Абсолютно седые волосы, испещренное складками лицо и глаза в окружении сетки мелких морщин. Мы смотрели друг на друга.
— Пани Хелинская, — наконец усмехнулся он.
— Да, — ответила я, чувствуя, что он меня узнал.
— Может, я попрошу, чтобы нам принесли кофе? — с теплотой в голосе спросил он.
Это обращение было не к Кристине Хелинской, а исключительно к Эльжбете Эльснер.
— С удовольствием, — ответила я.
Он предложил мне сесть и угостил сигаретой.
— Пан профессор… я пришла по делу Анджея Кожецкого. — Я помолчала в поисках подходящих слов.
— Что с ним?
— У него проблемы.
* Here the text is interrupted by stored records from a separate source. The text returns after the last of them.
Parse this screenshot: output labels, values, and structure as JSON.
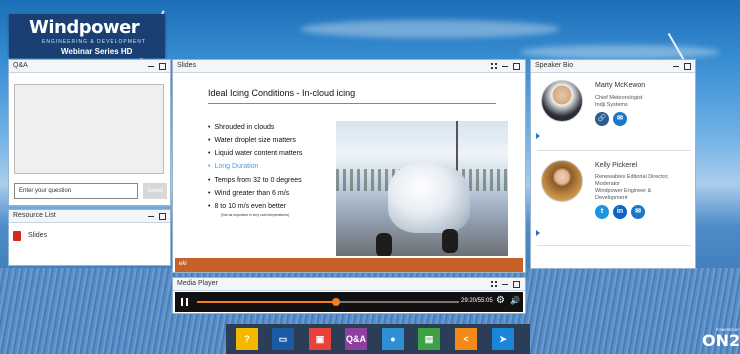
{
  "brand": {
    "name": "Windpower",
    "sub": "ENGINEERING & DEVELOPMENT",
    "series": "Webinar Series HD"
  },
  "qa": {
    "title": "Q&A",
    "input_placeholder": "Enter your question",
    "submit_label": "Submit"
  },
  "resources": {
    "title": "Resource List",
    "items": [
      {
        "label": "Slides",
        "icon": "pdf-icon"
      }
    ]
  },
  "slides": {
    "title": "Slides",
    "slide_title": "Ideal Icing Conditions  - In-cloud icing",
    "bullets": [
      "Shrouded in clouds",
      "Water droplet size matters",
      "Liquid water content matters",
      "Long Duration",
      "Temps from 32 to 0 degrees",
      "Wind greater than 6 m/s",
      "8 to 10 m/s even better"
    ],
    "note": "(Not as important in very cold temperatures)",
    "highlight_color": "#4a9ee0",
    "footer_logo": "eki"
  },
  "media": {
    "title": "Media Player",
    "time": "29:20/55:05",
    "progress": 0.53,
    "accent": "#f47f20"
  },
  "speakers": {
    "title": "Speaker Bio",
    "list": [
      {
        "name": "Marty McKewon",
        "info": [
          "Chief Meteorologist",
          "Indji Systems"
        ]
      },
      {
        "name": "Kelly Pickerel",
        "info": [
          "Renewables Editorial Director,",
          "Moderator",
          "Windpower Engineer &",
          "Development"
        ]
      }
    ]
  },
  "dock": {
    "buttons": [
      {
        "name": "help-button",
        "icon": "question-icon",
        "label": "?",
        "color": "#f5b800"
      },
      {
        "name": "slides-button",
        "icon": "presentation-icon",
        "label": "",
        "color": "#1c5aa6"
      },
      {
        "name": "video-button",
        "icon": "film-icon",
        "label": "",
        "color": "#e8433a"
      },
      {
        "name": "qa-button",
        "icon": "qa-icon",
        "label": "Q&A",
        "color": "#8e3fa0"
      },
      {
        "name": "speaker-button",
        "icon": "person-icon",
        "label": "",
        "color": "#2d8fd6"
      },
      {
        "name": "resources-button",
        "icon": "document-icon",
        "label": "",
        "color": "#3ea143"
      },
      {
        "name": "share-button",
        "icon": "share-icon",
        "label": "",
        "color": "#f28a19"
      },
      {
        "name": "email-button",
        "icon": "send-icon",
        "label": "",
        "color": "#1a86d9"
      }
    ]
  },
  "footer": {
    "powered": "POWERED BY",
    "on24": "ON24"
  }
}
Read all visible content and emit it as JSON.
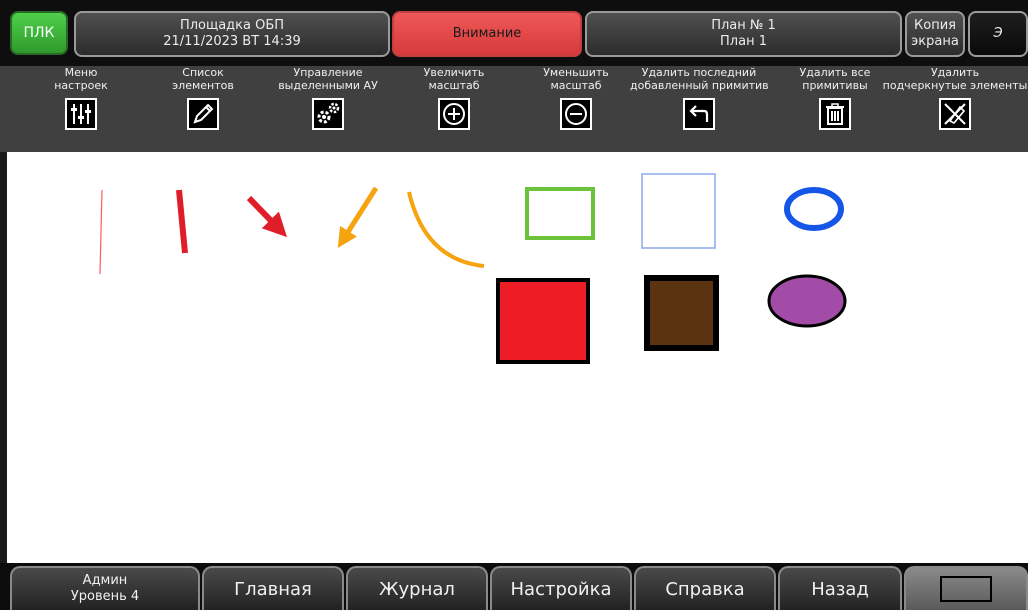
{
  "header": {
    "plc_label": "ПЛК",
    "site_name": "Площадка ОБП",
    "datetime": "21/11/2023 ВТ 14:39",
    "alert_label": "Внимание",
    "plan_number": "План № 1",
    "plan_name": "План 1",
    "screenshot_line1": "Копия",
    "screenshot_line2": "экрана",
    "extra_label": "Э"
  },
  "toolbar": {
    "settings_menu": [
      "Меню",
      "настроек"
    ],
    "element_list": [
      "Список",
      "элементов"
    ],
    "manage_selected": [
      "Управление",
      "выделенными АУ"
    ],
    "zoom_in": [
      "Увеличить",
      "масштаб"
    ],
    "zoom_out": [
      "Уменьшить",
      "масштаб"
    ],
    "undo_last": [
      "Удалить последний",
      "добавленный примитив"
    ],
    "delete_all": [
      "Удалить все",
      "примитивы"
    ],
    "delete_underlined": [
      "Удалить",
      "подчеркнутые элементы"
    ]
  },
  "footer": {
    "user_name": "Админ",
    "user_level": "Уровень 4",
    "tab_main": "Главная",
    "tab_journal": "Журнал",
    "tab_settings": "Настройка",
    "tab_help": "Справка",
    "tab_back": "Назад"
  },
  "colors": {
    "plc_green": "#3db03a",
    "alert_red": "#e24545",
    "thin_line": "#ff5a5a",
    "thick_red": "#e01e2a",
    "orange": "#f5a30f",
    "green_rect": "#6cc23a",
    "blue_rect": "#8aa8e8",
    "blue_ellipse": "#1556e8",
    "red_fill": "#ee1c25",
    "brown_fill": "#5c3310",
    "purple_fill": "#a24ca8"
  },
  "icons": [
    "sliders-icon",
    "pencil-icon",
    "gears-icon",
    "zoom-in-icon",
    "zoom-out-icon",
    "undo-arrow-icon",
    "trash-icon",
    "erase-cross-icon"
  ]
}
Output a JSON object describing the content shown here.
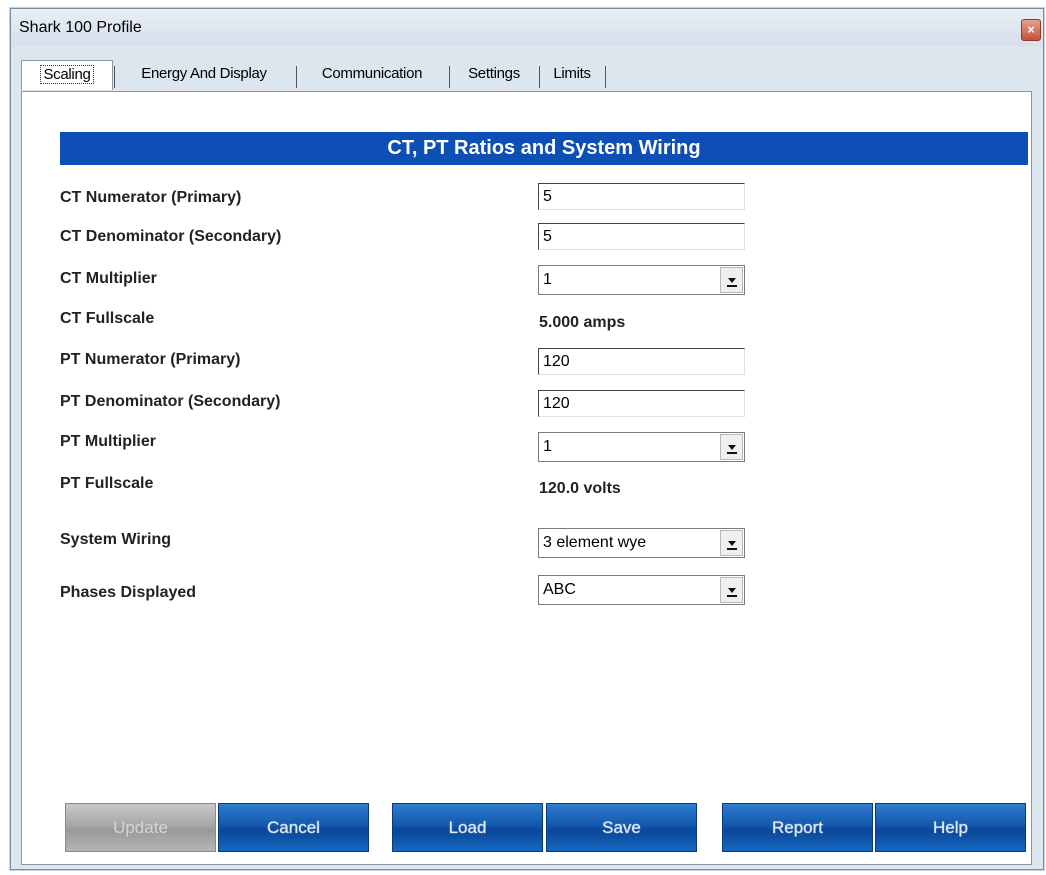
{
  "window": {
    "title": "Shark 100 Profile",
    "close_glyph": "×"
  },
  "tabs": [
    {
      "label": "Scaling",
      "active": true
    },
    {
      "label": "Energy And Display",
      "active": false
    },
    {
      "label": "Communication",
      "active": false
    },
    {
      "label": "Settings",
      "active": false
    },
    {
      "label": "Limits",
      "active": false
    }
  ],
  "section": {
    "title": "CT, PT Ratios and System Wiring"
  },
  "fields": {
    "ct_numerator": {
      "label": "CT Numerator (Primary)",
      "value": "5"
    },
    "ct_denominator": {
      "label": "CT Denominator (Secondary)",
      "value": "5"
    },
    "ct_multiplier": {
      "label": "CT Multiplier",
      "value": "1"
    },
    "ct_fullscale": {
      "label": "CT Fullscale",
      "value": "5.000  amps"
    },
    "pt_numerator": {
      "label": "PT Numerator (Primary)",
      "value": "120"
    },
    "pt_denominator": {
      "label": "PT Denominator (Secondary)",
      "value": "120"
    },
    "pt_multiplier": {
      "label": "PT Multiplier",
      "value": "1"
    },
    "pt_fullscale": {
      "label": "PT Fullscale",
      "value": "120.0  volts"
    },
    "system_wiring": {
      "label": "System Wiring",
      "value": "3 element wye"
    },
    "phases_displayed": {
      "label": "Phases Displayed",
      "value": "ABC"
    }
  },
  "buttons": {
    "update": "Update",
    "cancel": "Cancel",
    "load": "Load",
    "save": "Save",
    "report": "Report",
    "help": "Help"
  },
  "colors": {
    "section_header": "#0d4fb4",
    "button_blue": "#1358ad",
    "button_disabled": "#a8a8a8",
    "close_red": "#c4513a"
  }
}
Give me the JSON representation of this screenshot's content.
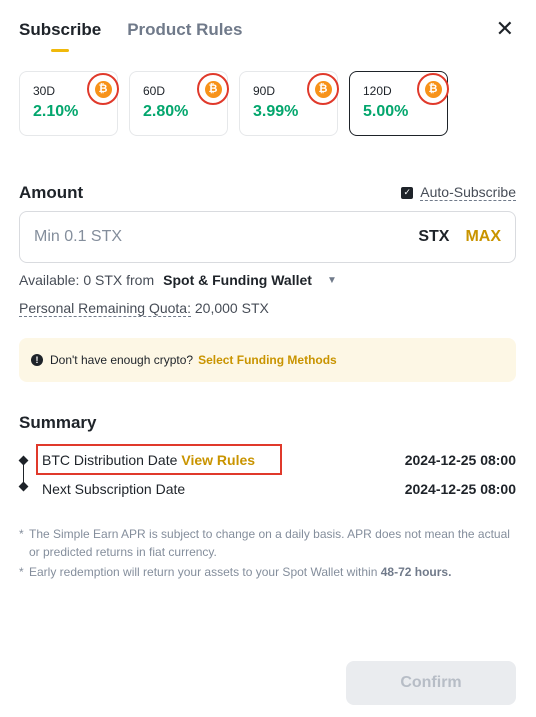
{
  "tabs": [
    "Subscribe",
    "Product Rules"
  ],
  "close_label": "✕",
  "durations": [
    {
      "days": "30D",
      "apr": "2.10%",
      "active": false
    },
    {
      "days": "60D",
      "apr": "2.80%",
      "active": false
    },
    {
      "days": "90D",
      "apr": "3.99%",
      "active": false
    },
    {
      "days": "120D",
      "apr": "5.00%",
      "active": true
    }
  ],
  "coin_symbol": "₿",
  "amount": {
    "label": "Amount",
    "auto_subscribe": "Auto-Subscribe",
    "placeholder": "Min 0.1 STX",
    "unit": "STX",
    "max": "MAX"
  },
  "available": {
    "text": "Available: 0 STX from",
    "wallet": "Spot & Funding Wallet"
  },
  "quota": {
    "label": "Personal Remaining Quota:",
    "value": "20,000 STX"
  },
  "notice": {
    "text": "Don't have enough crypto?",
    "link": "Select Funding Methods"
  },
  "summary": {
    "title": "Summary",
    "rows": [
      {
        "label": "BTC Distribution Date",
        "link": "View Rules",
        "value": "2024-12-25 08:00"
      },
      {
        "label": "Next Subscription Date",
        "value": "2024-12-25 08:00"
      }
    ]
  },
  "notes": {
    "n1": "The Simple Earn APR is subject to change on a daily basis. APR does not mean the actual or predicted returns in fiat currency.",
    "n2_pre": "Early redemption will return your assets to your Spot Wallet within",
    "n2_bold": "48-72 hours."
  },
  "confirm_label": "Confirm",
  "colors": {
    "accent": "#f0b90b",
    "positive": "#03a66d",
    "link": "#c99400",
    "highlight": "#e0392b",
    "coin": "#f7931a"
  }
}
Он не мог быть тогда на дежурстве и очень волновался. Известить вас об этом не было возможности…
— Да-да, такое время… Мог бы я чем-нибудь помочь?
— Нет, думаю, нет, — ответила я.
— Я всегда его приму назад…
Как Кристина Хелинская, я все дела решила. Но у профессора было многое, что рассказать той, другой. И он поведал, каким адом была для него жизнь вдали от страны. Он старался что-то делать, взывал к милосердию для тех, кого посылали в газовые печи, к помощи горящему гетто. Никто не хотел его слушать. Я верила ему. И понимала его лучше, чем он подозревал. Ведь мне было отлично известно, что такое угрызения совести. Когда профессор говорил о помощи для евреев, то я подумала, как бы ты отнесся к этому разговору. Наверное бы, не вылез с тем, что он забыл о поляках, о их восстании, которому тоже никто не пришел на помощь. И какие бы доводы я привела на твои упреки? Может быть, сказала: «Так уж есть — твои покойники, мои покойники…»
Только для меня было бы еще хуже. Я существовала в раздвоенном состоянии не только из-за происхождения. Где-то в глубине души во мне боролись две натуры, еврейская и польская, я считала, что союз с тобой предрешал эту борьбу. И тем не менее все было не так просто. Профессор вытащил на поверхность только часть проблемы, я поняла это, глядя в печальные глаза старого еврея.
На прощание он поцеловал мне руку.
Если я могу быть чем-нибудь полезен, то всегда готов, — взволнованно произнес он.
Я поблагодарила его. Он оказался таким, как я и предполагала, — чутким, умеющим хранить тайны. Если мне приходилось выдавать себя за кого-то другого, профессор понимал это. С ним я хоть на мгновение могла быть собой, но именно этого и боялась. Возвращение в старую шкуру угрожало опасностью. Я была уверена в этом. Однако же возвращение произошло, и как часто бывает в жизни по чистой случайности. Твое отсутствие в Варшаве ослабило мою бдительность. Я уже не боялась прохожих. И наткнуться на кого-то из старых знакомых не казалось, как раньше, катастрофой. Я теперь всюду ходила одна, поэтому могла бы как-то отпереться, попросить сохранить в тайне, точнее, набрать воды в рот, потому что «сохранить в тайне» — слишком интеллигентный оборот для такого случая. «Прошу сохранить в тайне, что я в гетто была проституткой», — звучало плохо. Итак, я перестала опасаться прошлого. Может, поэтому оно натолкнулось на меня… Однажды на улице какая-то женщина нахально двинула меня сумкой и даже не обернулась.